CSUSM is already closer to that reality. The university is developing innovative degree programs in software and electrical engineering. Initial preparation of the program structures, curriculum, course descriptions and student learning outcomes is approaching completion, and documentation is moving forward this spring as part of the institutional approval process.
CSUSM decided to initially launch software and electrical engineering programs based on the findings of a comprehensive feasibility study commissioned by the College of Science and Mathematics. The study, conducted by the Educational Advisory Board (EAB) and supported by a grant with MiraCosta College, was structured with guidance by the CSUSM Engineering Feasibility Task Force, which included executives from ViaSat, Northrop Grumman and General Atomics, in addition to representatives from CSUSM and MiraCosta College.
These programs reflect the priority on practical experience that is consistently emphasized by the other degree programs in CSUSM’s College of Science and Mathematics. Undergraduate research, internships, summer research fellowships and other real-world learning avenues will be key components.
As College of Science and Mathematics Dean Katherine Kantardjieff says, students will learn to “think with their hands as well as their heads.”
CSUSM’s engineering program will not just benefit students, but the entire region as it helps curb the shortage of new engineers facing local high-tech employers.
“As the largest technology company in San Diego’s North County region, ViaSat appreciates CSUSM’s engineering presence and looks forward to tapping into the expanding engineering talent that exists on the CSUSM campus,” said Simon Kuo, ViaSat’s vice president corporate quality.
One analysis showed that local employment postings for software engineering-related positions jumped more than 72 percent between July 2013 and June 2015. Postings for electrical engineers increased by more than 34 percent during the same 24-month period.
Job postings for electrical engineers are expected to increase by almost 7 percent over the next five years, and the analysis also reported that the number of job postings in software engineering outpaces the number of software engineering degree completions by 4 to 1.
Recruiting imaginative, young engineers holds the key to competitiveness for high-tech employers.

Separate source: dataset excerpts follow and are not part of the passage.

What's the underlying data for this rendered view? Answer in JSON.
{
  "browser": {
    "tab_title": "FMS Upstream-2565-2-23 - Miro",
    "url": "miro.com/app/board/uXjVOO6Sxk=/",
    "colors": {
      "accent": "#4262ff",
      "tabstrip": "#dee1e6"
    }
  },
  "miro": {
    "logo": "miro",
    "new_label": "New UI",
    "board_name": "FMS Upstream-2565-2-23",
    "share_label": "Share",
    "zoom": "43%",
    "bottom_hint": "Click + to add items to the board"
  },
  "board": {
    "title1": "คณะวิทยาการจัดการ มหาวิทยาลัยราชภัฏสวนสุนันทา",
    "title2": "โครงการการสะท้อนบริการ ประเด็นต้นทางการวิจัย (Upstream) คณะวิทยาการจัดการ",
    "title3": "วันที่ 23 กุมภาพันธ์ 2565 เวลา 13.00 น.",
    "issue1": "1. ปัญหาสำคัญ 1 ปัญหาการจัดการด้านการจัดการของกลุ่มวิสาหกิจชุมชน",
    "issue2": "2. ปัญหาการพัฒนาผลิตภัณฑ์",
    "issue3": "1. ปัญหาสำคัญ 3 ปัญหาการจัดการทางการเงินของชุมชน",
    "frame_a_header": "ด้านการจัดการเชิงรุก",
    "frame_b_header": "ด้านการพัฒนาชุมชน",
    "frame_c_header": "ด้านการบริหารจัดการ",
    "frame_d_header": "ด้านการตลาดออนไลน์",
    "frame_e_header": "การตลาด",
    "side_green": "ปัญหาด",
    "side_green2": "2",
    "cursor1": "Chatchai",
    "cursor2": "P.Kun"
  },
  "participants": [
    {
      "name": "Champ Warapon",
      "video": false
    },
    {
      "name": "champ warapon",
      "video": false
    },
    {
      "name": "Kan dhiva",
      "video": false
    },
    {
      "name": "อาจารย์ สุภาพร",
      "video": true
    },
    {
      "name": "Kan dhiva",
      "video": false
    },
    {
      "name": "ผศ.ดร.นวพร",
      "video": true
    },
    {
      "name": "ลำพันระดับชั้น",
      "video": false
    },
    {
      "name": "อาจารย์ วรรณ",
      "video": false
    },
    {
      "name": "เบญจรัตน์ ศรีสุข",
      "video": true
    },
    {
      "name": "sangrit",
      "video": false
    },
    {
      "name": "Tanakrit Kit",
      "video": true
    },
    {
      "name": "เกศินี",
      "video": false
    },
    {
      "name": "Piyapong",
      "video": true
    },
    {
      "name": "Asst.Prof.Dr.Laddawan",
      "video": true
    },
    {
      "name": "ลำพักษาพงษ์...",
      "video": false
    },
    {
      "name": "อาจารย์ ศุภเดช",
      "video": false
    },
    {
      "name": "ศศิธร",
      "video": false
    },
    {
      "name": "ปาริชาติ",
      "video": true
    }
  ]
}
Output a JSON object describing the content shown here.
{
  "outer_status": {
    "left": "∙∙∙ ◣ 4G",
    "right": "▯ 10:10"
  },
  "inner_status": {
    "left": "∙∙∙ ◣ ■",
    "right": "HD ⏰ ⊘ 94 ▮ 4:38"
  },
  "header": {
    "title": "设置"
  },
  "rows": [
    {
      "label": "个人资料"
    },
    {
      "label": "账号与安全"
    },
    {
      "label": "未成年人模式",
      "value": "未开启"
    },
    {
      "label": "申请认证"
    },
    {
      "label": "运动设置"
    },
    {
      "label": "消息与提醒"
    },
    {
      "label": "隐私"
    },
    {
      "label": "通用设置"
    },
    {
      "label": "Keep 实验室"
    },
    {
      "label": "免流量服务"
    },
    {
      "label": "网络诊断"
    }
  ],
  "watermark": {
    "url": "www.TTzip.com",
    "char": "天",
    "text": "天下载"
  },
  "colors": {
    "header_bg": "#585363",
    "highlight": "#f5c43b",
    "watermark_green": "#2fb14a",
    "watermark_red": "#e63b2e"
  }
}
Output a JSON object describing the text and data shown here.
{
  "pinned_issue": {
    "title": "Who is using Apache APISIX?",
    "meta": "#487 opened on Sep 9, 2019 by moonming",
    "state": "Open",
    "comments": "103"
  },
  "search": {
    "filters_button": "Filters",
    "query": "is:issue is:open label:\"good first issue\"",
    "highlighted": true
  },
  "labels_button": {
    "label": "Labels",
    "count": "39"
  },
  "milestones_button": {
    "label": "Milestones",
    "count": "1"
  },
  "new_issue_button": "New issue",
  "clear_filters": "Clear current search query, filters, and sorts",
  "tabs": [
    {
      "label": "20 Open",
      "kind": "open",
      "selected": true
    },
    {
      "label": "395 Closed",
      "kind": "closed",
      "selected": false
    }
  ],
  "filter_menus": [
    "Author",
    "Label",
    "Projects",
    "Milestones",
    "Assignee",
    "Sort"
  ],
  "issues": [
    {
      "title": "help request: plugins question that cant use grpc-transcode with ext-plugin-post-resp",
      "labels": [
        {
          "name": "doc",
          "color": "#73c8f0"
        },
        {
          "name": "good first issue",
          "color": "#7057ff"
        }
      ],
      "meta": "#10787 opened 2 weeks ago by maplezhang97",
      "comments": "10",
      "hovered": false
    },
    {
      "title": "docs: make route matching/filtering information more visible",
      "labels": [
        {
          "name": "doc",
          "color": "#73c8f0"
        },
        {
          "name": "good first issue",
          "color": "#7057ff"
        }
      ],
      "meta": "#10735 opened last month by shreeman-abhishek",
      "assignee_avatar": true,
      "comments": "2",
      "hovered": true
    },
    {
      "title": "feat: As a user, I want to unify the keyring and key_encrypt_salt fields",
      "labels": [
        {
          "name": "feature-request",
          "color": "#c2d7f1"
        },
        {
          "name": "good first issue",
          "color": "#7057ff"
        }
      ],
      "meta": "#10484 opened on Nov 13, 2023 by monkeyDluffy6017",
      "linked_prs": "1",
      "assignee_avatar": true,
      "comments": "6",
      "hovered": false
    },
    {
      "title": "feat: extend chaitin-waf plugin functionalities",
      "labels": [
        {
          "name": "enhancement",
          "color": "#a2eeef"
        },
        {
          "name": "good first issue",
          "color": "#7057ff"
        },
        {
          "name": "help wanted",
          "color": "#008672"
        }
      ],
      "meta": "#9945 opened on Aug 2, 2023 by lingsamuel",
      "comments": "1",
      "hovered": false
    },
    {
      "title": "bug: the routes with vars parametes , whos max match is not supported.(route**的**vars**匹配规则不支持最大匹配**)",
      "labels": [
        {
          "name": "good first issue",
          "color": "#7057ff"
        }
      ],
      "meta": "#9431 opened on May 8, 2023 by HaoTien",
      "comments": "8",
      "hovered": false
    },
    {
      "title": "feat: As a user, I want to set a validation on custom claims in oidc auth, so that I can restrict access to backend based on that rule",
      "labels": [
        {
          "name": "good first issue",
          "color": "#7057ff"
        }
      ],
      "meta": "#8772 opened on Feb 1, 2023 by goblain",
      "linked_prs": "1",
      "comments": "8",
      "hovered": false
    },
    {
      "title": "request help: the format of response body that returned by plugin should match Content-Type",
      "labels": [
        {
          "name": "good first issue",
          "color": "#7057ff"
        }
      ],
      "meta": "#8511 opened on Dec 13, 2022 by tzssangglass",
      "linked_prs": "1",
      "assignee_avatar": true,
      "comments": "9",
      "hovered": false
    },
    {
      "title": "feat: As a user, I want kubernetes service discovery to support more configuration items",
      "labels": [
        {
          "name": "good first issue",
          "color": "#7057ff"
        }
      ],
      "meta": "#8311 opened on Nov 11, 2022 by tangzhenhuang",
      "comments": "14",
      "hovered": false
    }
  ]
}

New engineers with new perspectives can collaborate with more experienced engineers to stimulate a climate of innovation that prompts ongoing business growth. And CSUSM will play an important role in aiding that growth through its engineering program. More than 80 percent of CSUSM alumni remain in the region after graduation, allowing high-tech employers to attract new hires who have a stake in their communities.
Establishing an engineering program is a bold undertaking, but dreaming big and achieving goals is nothing new to CSUSM. Founded in 1989, CSUSM has evolved from its storefront beginnings to encompass a 304-acre hillside campus with more than 15,000 students and 1 million square feet of facilities.
CSUSM continues to strengthen its mission to prepare future leaders, build great communities and solve critical issues. Engineering is the next step in fulfilling that mission.